Large Denomination Notes

Over the years the United States has printed a number of different denominations in paper notes ranging from fractional currency (i.e. .05, .10, .25, .50 cent) all the way to the $100,000 Woodrow Wilson Gold Note.  The denominations of $1, $2, $5, $10, $20, $50, and $100, are currently in circulation in the United States, however, before the Executive order from Richard Nixon in 1969 there were both $500 & $1000 Notes in circulation.  The $5,000, $10,000, and $100,000 Notes were almost exclusively used for exchanges between reserve banks.

There are 5 Different $500 Notes.  The first was printed in 1879 and bears the likeness of Lady Justice and John Quincy Adams. The second is a gold certificate printed in 1882 and it bears the likeness of Abraham Lincoln. The third is a bill printed in 1918 bearing the likeness of the first Chief Justice John Marshall on the obverse, and a scene depicting the first European expedition into America by Hernando De Soto on the reverse. The last two notes both feature William Mckinley one was printed in 1928 and is a Gold Note, the last one is a Federal Reserve Note and was printed in 1934.

There are three different types of  $1000 notes, the largest note printed for common circulation. The first is a 1918 Federal Reserve Note with Alexander Hamilton. The second is a Federal Reserve Note With Grover Cleveland printed in 1928 and 1934. The last is a 1934 Gold Certificate which also bears Grover Cleveland.
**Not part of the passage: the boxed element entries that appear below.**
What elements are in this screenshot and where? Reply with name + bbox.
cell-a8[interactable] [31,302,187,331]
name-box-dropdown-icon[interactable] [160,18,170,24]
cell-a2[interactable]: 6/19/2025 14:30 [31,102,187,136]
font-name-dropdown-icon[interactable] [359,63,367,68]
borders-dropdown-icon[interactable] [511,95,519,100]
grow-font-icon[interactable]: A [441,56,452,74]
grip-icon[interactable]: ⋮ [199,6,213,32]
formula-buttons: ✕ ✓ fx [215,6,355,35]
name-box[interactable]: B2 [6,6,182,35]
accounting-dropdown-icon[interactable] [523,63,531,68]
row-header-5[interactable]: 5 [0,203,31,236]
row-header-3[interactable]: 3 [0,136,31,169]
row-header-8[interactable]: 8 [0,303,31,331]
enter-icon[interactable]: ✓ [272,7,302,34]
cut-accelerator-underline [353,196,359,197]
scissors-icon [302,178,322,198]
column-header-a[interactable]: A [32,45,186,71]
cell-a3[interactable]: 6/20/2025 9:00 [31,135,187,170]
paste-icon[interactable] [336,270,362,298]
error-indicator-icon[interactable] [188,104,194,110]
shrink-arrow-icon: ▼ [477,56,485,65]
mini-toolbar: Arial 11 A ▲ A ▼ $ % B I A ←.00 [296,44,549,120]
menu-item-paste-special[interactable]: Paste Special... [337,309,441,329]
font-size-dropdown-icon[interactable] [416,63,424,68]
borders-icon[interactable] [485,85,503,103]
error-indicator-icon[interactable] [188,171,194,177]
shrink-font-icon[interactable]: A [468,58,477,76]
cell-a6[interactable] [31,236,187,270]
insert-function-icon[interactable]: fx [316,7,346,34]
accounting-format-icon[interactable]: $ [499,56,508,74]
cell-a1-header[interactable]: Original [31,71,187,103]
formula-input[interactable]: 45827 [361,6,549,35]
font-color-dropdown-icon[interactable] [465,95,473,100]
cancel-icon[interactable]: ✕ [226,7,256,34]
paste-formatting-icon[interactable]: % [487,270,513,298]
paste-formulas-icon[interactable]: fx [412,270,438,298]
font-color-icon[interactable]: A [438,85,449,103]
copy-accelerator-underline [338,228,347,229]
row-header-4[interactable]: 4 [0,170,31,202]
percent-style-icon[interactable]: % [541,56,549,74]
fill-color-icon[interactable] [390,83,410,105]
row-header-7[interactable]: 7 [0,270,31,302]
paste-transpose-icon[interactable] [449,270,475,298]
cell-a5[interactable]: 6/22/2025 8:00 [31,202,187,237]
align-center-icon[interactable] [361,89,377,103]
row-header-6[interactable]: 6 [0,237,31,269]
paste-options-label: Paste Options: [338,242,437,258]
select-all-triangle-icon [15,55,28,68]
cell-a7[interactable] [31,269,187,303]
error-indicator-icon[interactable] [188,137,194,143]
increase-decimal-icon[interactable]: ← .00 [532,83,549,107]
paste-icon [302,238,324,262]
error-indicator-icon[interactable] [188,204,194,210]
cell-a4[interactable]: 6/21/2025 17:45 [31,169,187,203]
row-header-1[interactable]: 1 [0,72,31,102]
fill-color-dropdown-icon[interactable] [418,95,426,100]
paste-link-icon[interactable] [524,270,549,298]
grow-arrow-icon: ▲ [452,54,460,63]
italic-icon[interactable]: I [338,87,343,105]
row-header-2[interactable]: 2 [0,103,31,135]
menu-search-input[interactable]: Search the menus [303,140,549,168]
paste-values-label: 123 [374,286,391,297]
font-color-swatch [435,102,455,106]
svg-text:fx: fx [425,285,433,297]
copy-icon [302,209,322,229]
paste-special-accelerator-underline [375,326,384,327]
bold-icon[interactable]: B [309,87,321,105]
All three different Issues of the $5,000 Note bear James Madison on the Obverse.  This is an extremely rare note as there are only 342 of them known to exist.  The small size 1928 Gold Note is so rare, the only one known to exist is in the Smithsonian. The first $5,000 note was printed in 1878 and is a United States Note. The 1918 Series of the note is a Federal Reserve Note bearing a scene depicting the resignation of General Washington on the back.  The last type, also a Federal Reserve Note, was printed in 1928 and 1934.

The $10,000 Note was originally printed for the exclusive use of exchange banks when they needed to move large amounts of money between themselves.  The first one, the 1878 $10,000 note, is a United States Note and is known to exist in private collections.  This occurred as a result of a fire in the Federal Reserve Building where in the process of putting the fire out some of the notes were removed from the building and subsequently “acquired” by onlookers, it bears the portrait of Andrew Jackson on the obverse. The second version the 1918 Series which bears Salmon P Chase on the obverse and depicts the pilgrims on the reverse.   The last one is a 1934 series note that also bears Salmon P Chase. There is a single 1928 $ 10000 Gold Certificate that is on display at the Smithsonian. Government Records show that 3 Gold Certificates printed in 1934 Exist but there location is unknown.

Large notes were in use to varying degrees all the way until 1969 when, by Presidential order, Richard Nixon ended their issue as a way to make it harder for organized crime to transport large sums of money.